“是。”無當聖母點頭,雨水打濕了她的髮髻,幾縷青絲貼在額前,更顯決絕,“他們想讓我截教弟子死後都做天庭的馬前卒,永世不得翻身。”
她走到清風身邊,輕輕拿過那本名冊。指尖拂過“趙公明”“雲霄”等名字上的紅圈,又劃過那些尚未被圈掉的名字——多寶道人、無垢仙、烏雲仙……還有許多散落在洪荒各地的弟子。
“不能就這麼算了。”無當聖母忽然提高聲音,將名冊高高舉起,雨水打在冊子上,濺起細小的水花,“教主說過,我截教弟子,骨頭是硬的!死了,也得是站著死的!”

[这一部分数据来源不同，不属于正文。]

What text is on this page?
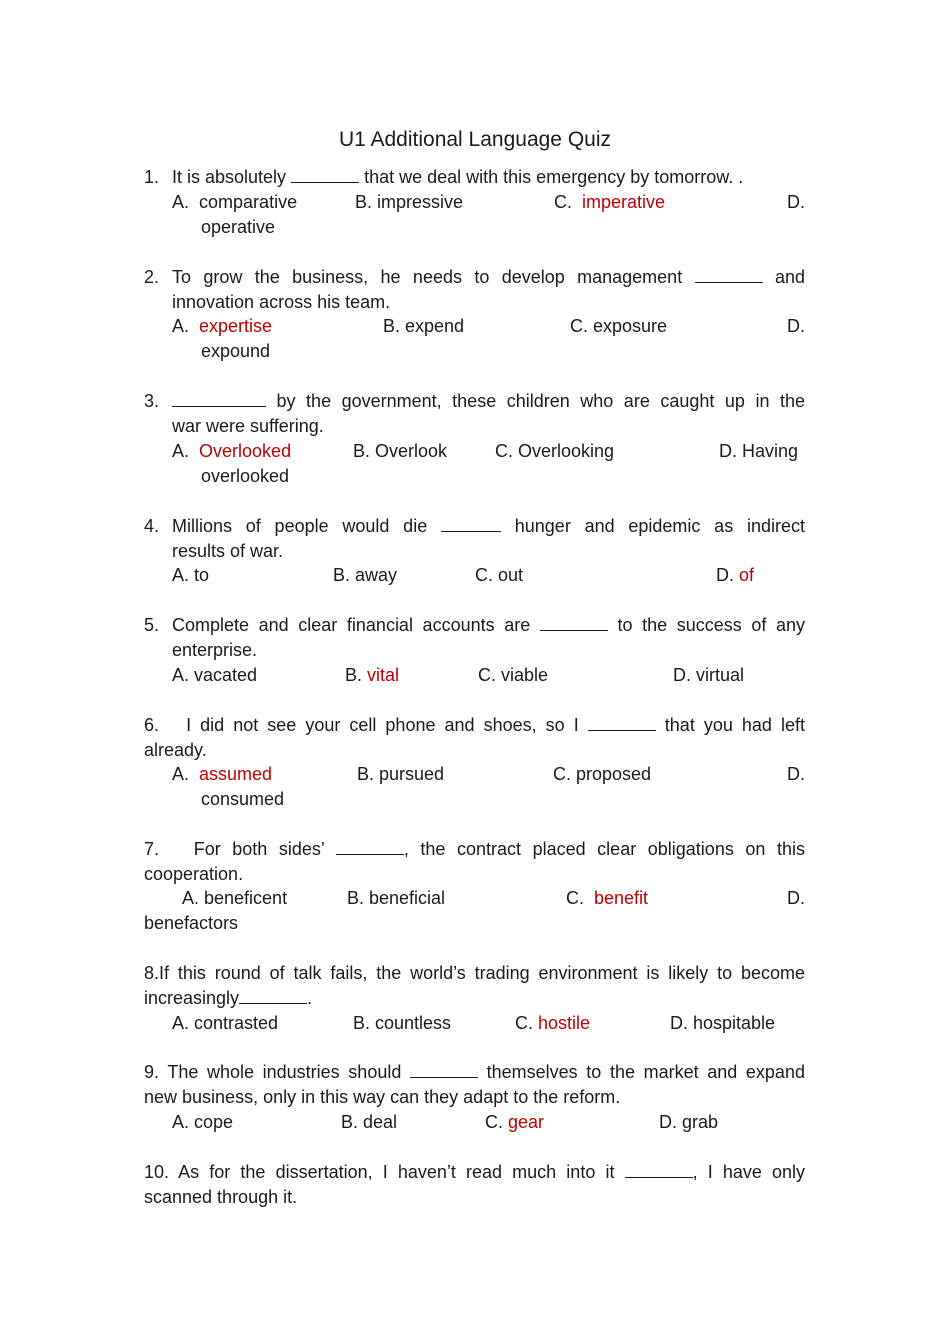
U1 Additional Language Quiz
1. It is absolutely	that we deal with this emergency by tomorrow. .
A. comparative	B. impressive	C. imperative	D.
operative
2. To grow the business, he needs to develop management	and
innovation across his team.
A. expertise	B. expend	C. exposure	D.
expound
3.	by the government, these children who are caught up in the
war were suffering.
A. Overlooked	B. Overlook	C. Overlooking	D. Having
overlooked
4. Millions of people would die	hunger and epidemic as indirect
results of war.
A. to	B. away	C. out	D. of
5. Complete and clear financial accounts are	to the success of any
enterprise.
A. vacated	B. vital	C. viable	D. virtual
6. I did not see your cell phone and shoes, so I	that you had left
already.
A. assumed	B. pursued	C. proposed	D.
consumed
7. For both sides’	, the contract placed clear obligations on this
cooperation.
A. beneficent	B. beneficial	C. benefit	D.
benefactors
8.If this round of talk fails, the world’s trading environment is likely to become
increasingly	.
A. contrasted	B. countless	C. hostile	D. hospitable
9. The whole industries should	themselves to the market and expand
new business, only in this way can they adapt to the reform.
A. cope	B. deal	C. gear	D. grab
10. As for the dissertation, I haven’t read much into it	, I have only
scanned through it.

她從懷中取出一支狼毫筆,蘸著自己掌心的血,在名冊空白處寫道:“碧遊宮未絕,截教未亡”。字跡力透紙背,帶著一股不屈的鋒芒。
“傳我法旨。”她將名冊遞給身邊的清風,眼神堅定如鐵,“你帶幾個師弟,往洪荒各處送信,讓散落在外的同門往東海蓬萊島聚齊。告訴他們,碧遊宮雖破,我們還在;教主雖被囚,我們等他回來!”

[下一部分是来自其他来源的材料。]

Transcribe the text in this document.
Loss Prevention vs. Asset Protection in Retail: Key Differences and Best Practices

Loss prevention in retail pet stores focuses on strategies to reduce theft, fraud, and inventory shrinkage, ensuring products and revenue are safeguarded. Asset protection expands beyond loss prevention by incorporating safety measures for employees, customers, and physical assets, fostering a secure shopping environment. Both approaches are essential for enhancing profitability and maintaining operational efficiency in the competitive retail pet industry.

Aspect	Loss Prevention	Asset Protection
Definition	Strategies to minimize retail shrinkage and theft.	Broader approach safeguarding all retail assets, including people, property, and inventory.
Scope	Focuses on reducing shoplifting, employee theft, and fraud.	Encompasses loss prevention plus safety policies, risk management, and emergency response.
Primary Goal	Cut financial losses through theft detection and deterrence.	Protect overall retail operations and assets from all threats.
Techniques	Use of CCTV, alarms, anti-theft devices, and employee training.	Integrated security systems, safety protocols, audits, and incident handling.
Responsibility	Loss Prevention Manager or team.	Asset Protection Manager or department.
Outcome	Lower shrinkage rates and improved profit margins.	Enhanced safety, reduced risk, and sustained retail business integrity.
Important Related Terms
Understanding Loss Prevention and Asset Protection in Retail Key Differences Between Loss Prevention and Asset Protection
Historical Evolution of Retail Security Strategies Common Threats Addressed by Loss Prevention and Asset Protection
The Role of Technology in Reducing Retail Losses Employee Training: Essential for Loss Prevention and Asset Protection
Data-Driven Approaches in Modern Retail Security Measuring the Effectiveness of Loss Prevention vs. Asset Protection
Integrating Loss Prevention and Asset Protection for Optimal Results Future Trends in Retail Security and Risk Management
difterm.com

清風接過名冊,淚水還在眼眶裡打轉,卻用力點了點頭,將冊子緊緊抱在懷裡,像是抱著整個截教的希望。
就在此時,崖邊的靈鶴忽然發出一聲淒厲的哀鳴。那是通天教主豢養的仙禽,通人性,萬仙陣破後一直守在紫芝崖,不肯離去。此刻它拍打著帶血的翅膀,從雲層中銜來一片殘破的蓮瓣——蓮瓣呈青紫色,邊緣焦黑,上麵還沾著幾縷玄色的絲線,那是截教道袍獨有的雲錦線。
無當聖母認得,這是西方教九品蓮台的花瓣。
她接過蓮瓣,指尖觸到那焦黑的邊緣,隻覺一股灼人的佛光順著指尖蔓延,卻被她體內的截教真氣逼退。蓮瓣上的血跡還未乾涸,隱約能看出是截教弟子的血——想必是哪位同門在被押往西方的途中,拚儘最後力氣扯下的蓮瓣,讓靈鶴帶回碧遊宮報信。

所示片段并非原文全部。